Advanced Configurations
The latest API can be found in
pod_migration_job_types.go.
Example: Manually confirm whether the migration is allowed
Eviction or migration operations that bring risks to the stability, so it is hoped to manually check and confirm that there is no error before initiating the migration operation, and then initiate the migration.
Therefore, when creating a PodMigrationJob, set spec.paused to true, and set spec.paused to false after manually confirming that execution is allowed.
If you refuse to execute, you can update status.phase=Failed to terminate the execution of the PodMigrationJob immediately or wait for the PodMigrationJob to expire automatically.
apiVersion: scheduling.koordinator.sh/v1alpha1
kind: PodMigrationJob
metadata:
  name: migrationjob-demo
spec:
  # paused indicates whether the PodMigrationJob should to work or not.
  paused: true
  # ttl controls the PodMigrationJob timeout duration.
  ttl: 5m
  mode: ReservationFirst
  podRef:
    namespace: default
    name: pod-demo-5f9b977566-c7lvk
status:
  phase: Pending
Example: Just want to evict Pods, no need to reserve resources
PodMigrationJob provides two migration modes:
- EvictDirectlyis directly evict Pod, no need to reserve resources,
- ReservationFirstreserves resources first to ensure that resources can be allocated before initiating eviction.
If just want to evict Pods, just set spec.mode to EvictDirectly
apiVersion: scheduling.koordinator.sh/v1alpha1
kind: PodMigrationJob
metadata:
  name: migrationjob-demo
spec:
  paused: false
  ttl: 5m
  mode: EvictDirectly
  podRef:
    namespace: default
    name: pod-demo-5f9b977566-c7lvk
status:
  phase: Pending
Example: Use reserved resources when migrating
In some scenarios, resources are reserved first, and then a PodMigrationJob is created after success. The arbitration mechanism provided by the PodMigrationJob Controller (BTW: will be implemented in v0.7) is reused to ensure workload stability.
apiVersion: scheduling.koordinator.sh/v1alpha1
kind: PodMigrationJob
metadata:
  name: migrationjob-demo
spec:
  paused: false
  ttl: 5m
  mode: ReservationFirst
  podRef:
    namespace: default
    name: pod-demo-5f9b977566-c7lvk
  reservationOptions:
    # the reservation-0 created before creating PodMigrationJob
    reservationRef:
      name: reservation-0
status:
  phase: Pending
Example: Evicting Pods Gracefully
PodMigrationJob supports graceful eviction of pods.
apiVersion: scheduling.koordinator.sh/v1alpha1
kind: PodMigrationJob
metadata:
  name: migrationjob-demo
spec:
  paused: true
  ttl: 5m
  mode: ReservationFirst
  podRef:
    namespace: default
    name: pod-demo-5f9b977566-c7lvk
  deleteOptions:
    # The duration in seconds before the object should be deleted. Value must be non-negative integer.

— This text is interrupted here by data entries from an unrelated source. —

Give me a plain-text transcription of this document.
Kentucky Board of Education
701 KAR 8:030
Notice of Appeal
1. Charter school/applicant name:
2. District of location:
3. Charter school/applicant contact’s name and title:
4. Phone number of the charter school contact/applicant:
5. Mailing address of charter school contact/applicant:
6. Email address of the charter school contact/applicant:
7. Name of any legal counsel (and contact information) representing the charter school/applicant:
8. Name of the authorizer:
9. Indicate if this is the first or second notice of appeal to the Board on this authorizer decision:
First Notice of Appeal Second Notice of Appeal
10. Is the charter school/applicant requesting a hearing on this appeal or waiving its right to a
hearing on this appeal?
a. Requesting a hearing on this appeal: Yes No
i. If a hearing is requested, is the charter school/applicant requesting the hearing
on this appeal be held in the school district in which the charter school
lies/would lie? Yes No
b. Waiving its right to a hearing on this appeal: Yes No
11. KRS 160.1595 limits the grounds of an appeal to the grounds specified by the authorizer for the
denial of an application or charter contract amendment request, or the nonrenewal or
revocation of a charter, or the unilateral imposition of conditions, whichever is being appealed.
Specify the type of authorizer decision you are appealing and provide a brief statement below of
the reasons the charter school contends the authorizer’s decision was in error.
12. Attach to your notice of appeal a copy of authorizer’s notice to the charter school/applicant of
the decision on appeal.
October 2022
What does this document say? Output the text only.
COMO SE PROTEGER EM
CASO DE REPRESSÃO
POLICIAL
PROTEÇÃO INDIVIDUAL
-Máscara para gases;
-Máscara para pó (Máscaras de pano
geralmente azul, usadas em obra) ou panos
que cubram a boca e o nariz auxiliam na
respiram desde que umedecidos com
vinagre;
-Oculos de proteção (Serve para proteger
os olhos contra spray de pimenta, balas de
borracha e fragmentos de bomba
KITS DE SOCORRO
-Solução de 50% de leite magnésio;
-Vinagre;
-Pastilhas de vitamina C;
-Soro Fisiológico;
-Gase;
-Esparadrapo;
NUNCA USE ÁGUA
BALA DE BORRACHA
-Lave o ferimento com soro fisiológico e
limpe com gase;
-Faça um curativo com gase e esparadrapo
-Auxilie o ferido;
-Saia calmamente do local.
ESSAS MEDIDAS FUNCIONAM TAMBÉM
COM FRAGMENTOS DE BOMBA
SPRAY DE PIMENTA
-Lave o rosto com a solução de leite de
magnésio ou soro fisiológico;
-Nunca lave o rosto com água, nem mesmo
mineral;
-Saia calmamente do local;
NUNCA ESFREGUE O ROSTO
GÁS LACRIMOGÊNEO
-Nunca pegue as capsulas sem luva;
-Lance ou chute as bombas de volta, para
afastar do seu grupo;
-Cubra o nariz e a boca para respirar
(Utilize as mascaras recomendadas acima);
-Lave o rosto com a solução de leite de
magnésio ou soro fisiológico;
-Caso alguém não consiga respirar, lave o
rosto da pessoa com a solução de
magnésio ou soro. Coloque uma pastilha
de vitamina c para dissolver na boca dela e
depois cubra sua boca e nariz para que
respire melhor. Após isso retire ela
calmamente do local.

    # The value zero indicates delete immediately. If this value is nil, the default grace period for the
    # specified type will be used.
    # Defaults to a per object value if not specified. zero means delete immediately.
    gracePeriodSeconds: 60
status:
  phase: Pending
Known Issues
- Arbitration mechanism is not currently supported. The v0.6 version only implements the migration capability based on resource reservation
- Basic Migration API is not currenty supported